EF Core
Entity Framework Core is our default object-relational mapper for the .NET stack: it maps C# entities to relational tables, tracks changes, and generates SQL so you write less data-access boilerplate. It is excellent for transactional, domain-shaped work — and it has sharp edges (N+1 queries, accidental tracking, leaky entities) that you must know to use it safely.
EF Core lets you query with LINQ and persist object graphs without hand-writing most SQL, and its change tracker and `SaveChanges` give you a clean unit-of-work and transaction boundary. That productivity is real, and it is why EF Core is our default for command-side, domain-centric persistence.
The cost of that abstraction is that it hides what the database is doing, and the hidden behaviour is where the bugs live: a lazy navigation property that fires a query per row, a read that needlessly tracks entities, an EF entity bound straight to an HTTP request and over-posted. This page is about using EF Core deliberately. Where you need raw read performance or full SQL control, reach for Dapper instead — the two coexist happily, often in the same codebase split along CQRS lines. See also SQL Performance Tuning and Data Integrity & Transactions.
Query deliberately
- DoUse `AsNoTracking()` for read-only queries. Tracking exists to support writes; on a pure read it wastes memory and CPU building a change-tracking graph you never use.
- DoLoad related data explicitly with `Include`/projection and watch for N+1: a navigation accessed in a loop can fire one query per row. Project to a DTO with `Select` to fetch exactly what you need.
- DoSelect only the columns you use rather than materialising whole entities for display. Wide `SELECT *`-style fetches are slow and pull data (and PII) you didn't need (see Data Protection & Privacy).
- AlwaysKeep `DbContext` scoped to the request/unit of work and never share one instance across threads — it is not thread-safe, and a captured singleton context is a classic, severe bug (see Inversion of Control, Concurrency).
- NeverConcatenating or interpolating user input into `FromSqlRaw`. Use parameterised `FromSqlInterpolated` or parameters — raw string-built SQL is an injection hole (see Trust Boundaries).
var cases = db.KycCases.ToList(); // tracked, all columns
foreach (var c in cases)
total += c.Documents.Count(); // lazy load -> 1 query per case
Every case triggers another round trip for its documents, and all of it is needlessly change-tracked.
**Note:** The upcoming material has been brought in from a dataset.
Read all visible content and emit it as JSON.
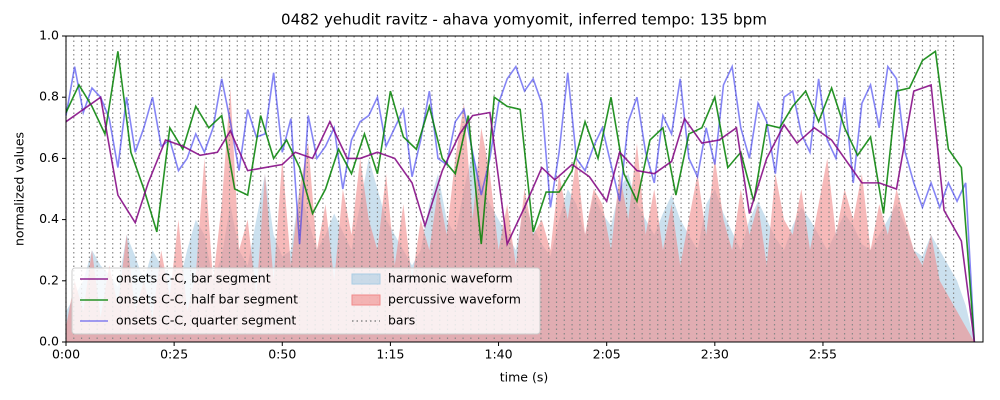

Fine for 3 rows, a disaster for 30,000.
var rows = await db.KycCases
.AsNoTracking()
.Select(c => new CaseRow(c.Id, c.Reference, c.Documents.Count))
.ToListAsync(ct); // one query, only the columns needed
A single SQL statement returns exactly the shape the screen needs, with no tracking overhead and no per-row round trips.
Persist safely
- DoTreat `SaveChanges` as your transaction boundary; for multi-step writes that must be atomic, wrap them in an explicit transaction and keep related changes together (see Data Integrity & Transactions).
- AlwaysAwait async methods (`ToListAsync`, `SaveChangesAsync`) and flow a `CancellationToken`; never block on `.Result`/`.Wait()` over EF calls — that risks deadlocks and exhausts the thread pool.
- DoUse optimistic concurrency (a rowversion/`[Timestamp]` token) on records that can be edited concurrently, so a last-writer-wins overwrite can't silently clobber another user's change (see Concurrency).
- NeverBinding an EF entity directly to a request DTO and calling `SaveChanges`. That is over-posting/mass-assignment — a client can set fields you never intended. Bind to a DTO and map explicitly (see Trust Boundaries).
Manage schema and migrations
- DoUse EF migrations as the versioned source of truth for schema changes, reviewed like any other code, and apply them deliberately as part of deployment (see Schema Versioning).
- DoMap `decimal` with explicit precision/scale for money and never `float`/`double`; the default mapping can silently truncate (see Money & Currency).
- ConsiderInspecting the generated SQL (logging, `ToQueryString()`) for hot queries during review, so you catch a bad plan or N+1 before it reaches production.
Self-review checklist
- AskIs this a read-only query? Then is it `AsNoTracking` and projecting only what's needed?
- AskCould any navigation in a loop be firing one query per row?
- AskIs my DbContext properly scoped, never shared across threads or captured in a singleton?
- AskAm I binding an entity straight from the request, and could a client over-post fields?